Improved Customer Satisfaction

Lean Six Sigma can help you identify the root cause of any existing customer dissatisfaction — even issues that you don’t know are there. Often customer dissatisfaction comes from inefficient processes, which lead to longer wait times, higher prices and disgruntled employees. By improving efficiency, you can improve everyone’s experience and increase the likelihood of returning customers and long-lasting business relationships.

Increased Productivity

Lean Six Sigma allows you to directly analyze time spent on each activity in your manufacturing process in order to identify bottlenecks and potential sticking points. By noting and removing these problems, production time decreases and work time of both humans and machines is used more effectively.

Reduced Operating Costs

With a reduction in waste comes a reduction in operating costs. A Lean Six Sigma methodology can help eliminate the extra time and resources spent on defective products and slow production lines so that expenditures go exclusively towards profit-generating activities.

Better Time Management

Trimming waste also includes trimming wasted time from production processes, leading to more efficient manufacturing and more productive employees. As a bonus, more productive employees are likely to report higher job satisfaction and increased opportunities for professional development, so your manufacturing process will function better with experienced employees who are invested in their continued success at your company.

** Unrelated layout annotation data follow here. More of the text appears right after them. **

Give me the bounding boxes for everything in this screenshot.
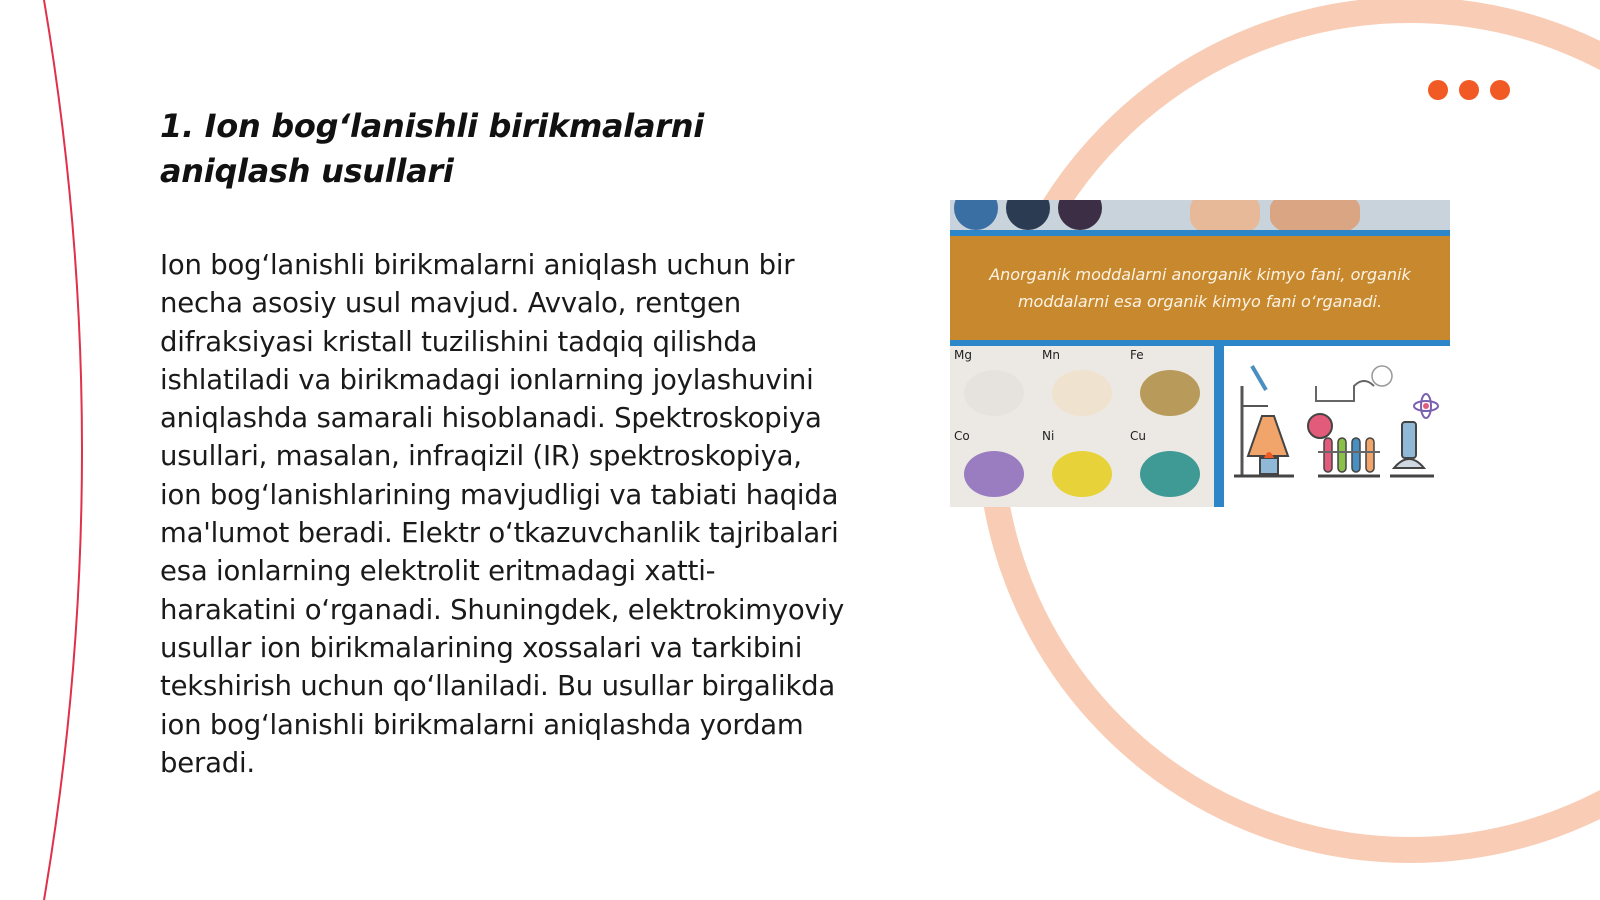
sample-cell-mn — [1038, 346, 1126, 427]
sample-label: Ni — [1042, 428, 1055, 443]
sample-label: Mg — [954, 348, 972, 362]
red-curve-line — [44, 0, 82, 900]
microscope-icon — [1390, 422, 1434, 476]
sample-label: Co — [954, 428, 970, 443]
powder-pile — [964, 370, 1024, 416]
dot-1 — [1428, 80, 1448, 100]
image-banner-text: Anorganik moddalarni anorganik kimyo fani, organik moddalarni esa organik kimyo fani o‘rganadi. — [989, 265, 1411, 311]
sample-cell-cu — [1126, 427, 1214, 508]
powder-pile — [1140, 451, 1200, 497]
image-banner — [950, 236, 1450, 340]
scientist-photo — [1270, 200, 1360, 230]
sample-cell-co — [950, 427, 1038, 508]
sample-label: Mn — [1042, 348, 1060, 362]
powder-pile — [1140, 370, 1200, 416]
metal-samples-grid — [950, 346, 1214, 507]
dot-2 — [1459, 80, 1479, 100]
sample-cell-ni — [1038, 427, 1126, 508]
dot-3 — [1490, 80, 1510, 100]
sample-cell-mg — [950, 346, 1038, 427]
lab-equipment-illustration — [1224, 346, 1450, 507]
molecule-bubble-icon — [954, 200, 998, 230]
test-tubes-icon — [1308, 366, 1392, 476]
powder-pile — [964, 451, 1024, 497]
scientist-photo — [1190, 200, 1260, 230]
molecule-bubble-icon — [1058, 200, 1102, 230]
sample-cell-fe — [1126, 346, 1214, 427]
powder-pile — [1052, 451, 1112, 497]
chemistry-image — [950, 200, 1450, 507]
image-photo-strip — [950, 200, 1450, 230]
molecule-bubble-icon — [1006, 200, 1050, 230]
atom-icon — [1414, 394, 1438, 418]
sample-label: Fe — [1130, 348, 1144, 362]
slide-body-text: Ion bog‘lanishli birikmalarni aniqlash uchun bir necha asosiy usul mavjud. Avvalo, rentgen difraksiyasi kristall tuzilishini tadqiq qilishda ishlatiladi va birikmadagi ionlarning joylashuvini aniqlashda samarali hisoblanadi. Spektroskopiya usullari, masalan, infraqizil (IR) spektroskopiya, ion bog‘lanishlarining mavjudligi va tabiati haqida ma'lumot beradi. Elektr o‘tkazuvchanlik tajribalari esa ionlarning elektrolit eritmadagi xatti-harakatini o‘rganadi. Shuningdek, elektrokimyoviy usullar ion birikmalarining xossalari va tarkibini tekshirish uchun qo‘llaniladi. Bu usullar birgalikda ion bog‘lanishli birikmalarni aniqlashda yordam beradi. — [160, 249, 845, 779]
image-divider-vertical — [1214, 346, 1224, 507]
slide-title: 1. Ion bog‘lanishli birikmalarni aniqlash usullari — [160, 107, 704, 190]
dots-menu-icon — [1428, 80, 1510, 100]
powder-pile — [1052, 370, 1112, 416]
burner-flask-icon — [1234, 366, 1294, 476]
sample-label: Cu — [1130, 428, 1146, 443]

Getting Lean Six Sigma Certified

Lean Six Sigma certifications are offered at a number of levels based on mastery and complexity. Like in martial arts, these levels are referred to as different colored “belts” that indicate how advanced an awardee is. Belt colors include:

  • White (early mastery)
  • Yellow
  • Green
  • Black
  • Master Black

There are a number of accredited institutions that are able to provide Lean Six Sigma belt certifications, ranging from independent online learning programs to various universities. Because Lean Six Sigma is a methodology that is tied to manufacturing, most of these certifications will have general ties to the manufacturing process. However, some programs do offer specialization in certain kinds of manufacturing, like automotive or medical products.

The official industry standard for Lean Six Sigma certification is provided through accreditation by the Council for Six Sigma Certification. While the council accredits many different institutions, including those described above, it also provides its own certifications at both primary (White Belt, Yellow Belt, Green Belt, Black Belt) and advanced (Green Belt Level II, Black Belt Level II, Black Belt Level III, Master Black Belt) certification levels.